Coronakrise
Merkel sieht EU-Schulden als "klar begrenzt"
In der Coronakrise nimmt die EU erstmals gemeinsam Schulden auf. Kanzlerin Merkel erinnert über ihren Sprecher an deren begrenzte Laufzeit und Höhe. Finanzminister Scholz sieht hingegen "tief greifende Veränderungen".
Kanzlerin Merkel: Antwort auf eine ganz außergewöhnliche Notsituation
Foto: Michael Sohn / dpa
Um die Folgen der Corona-Pandemie zu bewältigen, haben sich die 27 EU-Staaten im Juli auf ein 1,8-Billionen-Euro-Paket geeinigt. Zentraler Punkt ist dabei, dass die EU erstmals im großen Stil gemeinsame Schulden aufnehmen wird. Nun hat sich Angela Merkel noch einmal dazu geäußert. Die Kanzlerin sieht die gemeinsame Schuldenaufnahme in Europa als eine begrenzte Maßnahme an.
Regierungssprecher Steffen Seibert sagte in Berlin, es handle sich um eine außergewöhnliche Antwort auf eine ganz außergewöhnliche Notsituation, in der sich Europa befinde.
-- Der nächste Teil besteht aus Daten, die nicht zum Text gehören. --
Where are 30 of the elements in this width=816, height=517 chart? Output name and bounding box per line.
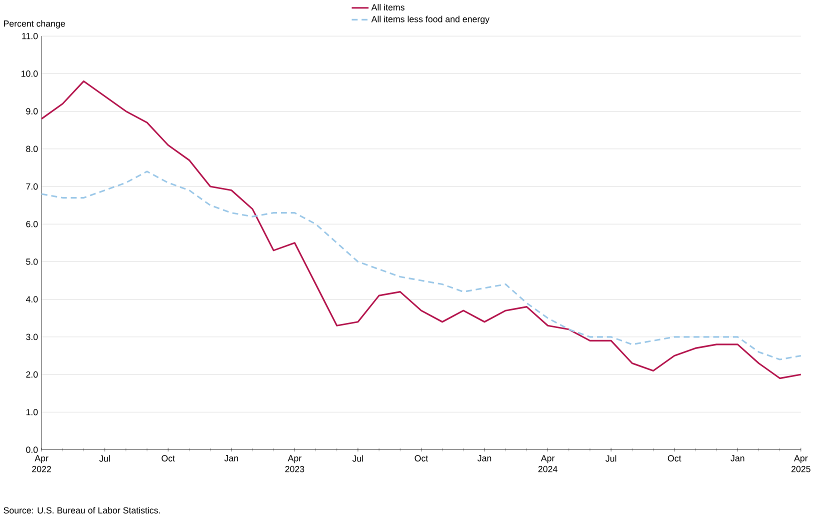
y-tick-label: 8.0: [26, 146, 38, 152]
y-tick-label: 1.0: [26, 409, 38, 416]
y-tick-label: 7.0: [26, 183, 38, 190]
x-tick-label: Oct: [668, 455, 682, 462]
x-tick-label: Jul: [99, 455, 110, 462]
y-tick-label: 0.0: [26, 446, 38, 453]
x-tick-label: Jan: [224, 455, 238, 462]
y-tick-label: 3.0: [26, 334, 38, 340]
x-tick-label: Jan: [730, 455, 744, 462]
x-tick-label: Oct: [414, 455, 428, 462]
x-tick-label: Apr 2023: [285, 455, 304, 472]
x-tick-label: Jan: [478, 455, 492, 462]
y-axis-title: Percent change: [4, 20, 65, 29]
x-tick-label: Apr 2024: [538, 455, 558, 472]
y-tick-label: 11.0: [22, 33, 38, 40]
y-tick-label: 9.0: [26, 108, 38, 115]
y-tick-label: 5.0: [26, 258, 38, 265]
x-tick-label: Jul: [606, 455, 616, 462]
x-tick-label: Oct: [162, 455, 175, 462]
legend-label: All items less food and energy: [371, 16, 490, 24]
y-tick-label: 2.0: [26, 371, 38, 378]
legend-label: All items: [371, 4, 404, 11]
line-series: [40, 80, 802, 380]
y-tick-label: 4.0: [26, 296, 38, 303]
y-tick-label: 10.0: [22, 70, 38, 77]
source-note: Source: U.S. Bureau of Labor Statistics.: [4, 507, 160, 514]
y-tick-label: 6.0: [26, 221, 38, 228]
x-tick-label: Apr 2025: [791, 455, 810, 472]
x-tick-label: Apr 2022: [32, 455, 51, 472]
x-tick-label: Jul: [352, 455, 364, 462]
Die Befugnisse der EU-Kommission, im Namen der EU Mittel am Kapitalmarkt aufnehmen zu können, seien zeitlich und hinsichtlich Höhe und Umfang "klar begrenzt". Sie seien ausgerichtet auf die Bewältigung der aktuellen Krise.
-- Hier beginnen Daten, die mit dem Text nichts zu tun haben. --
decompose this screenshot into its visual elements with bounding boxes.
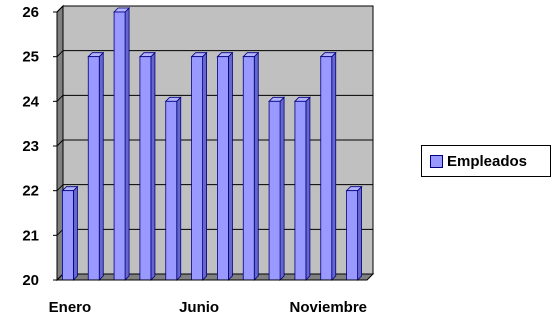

Dagegen ist aus Sicht von Vizekanzler und Finanzminister Olaf Scholz (SPD) die gemeinsame Schuldenaufnahme in Europa keine krisenbedingte "Eintagsfliege".
"Der Wiederaufbaufonds ist ein echter Fortschritt für Deutschland und Europa, der sich nicht mehr zurückdrehen lässt", sagte der SPD-Kanzlerkandidat den Zeitungen der Funke Mediengruppe. Die EU nehme erstmals gemeinsame Schulden auf, setze diese gezielt gegen die Krise ein und verpflichte sich, bald mit der Rückzahlung zu beginnen: "All das sind tief greifende Veränderungen, vielleicht die größten Veränderungen seit Einführung des Euro." In der CDU stießen seine Äußerungen auf heftigen Widerspruch.
"Herr Scholz gibt immer mehr den Kanzlerkandidaten der SPD als den verantwortungsvollen Bundesfinanzminister", sagte Unionshaushaltsexperte Eckhardt Rehberg der "Frankfurter Allgemeinen Zeitung". Er positionierte sich gegen gemeinsame europäische Schulden und Eurobonds.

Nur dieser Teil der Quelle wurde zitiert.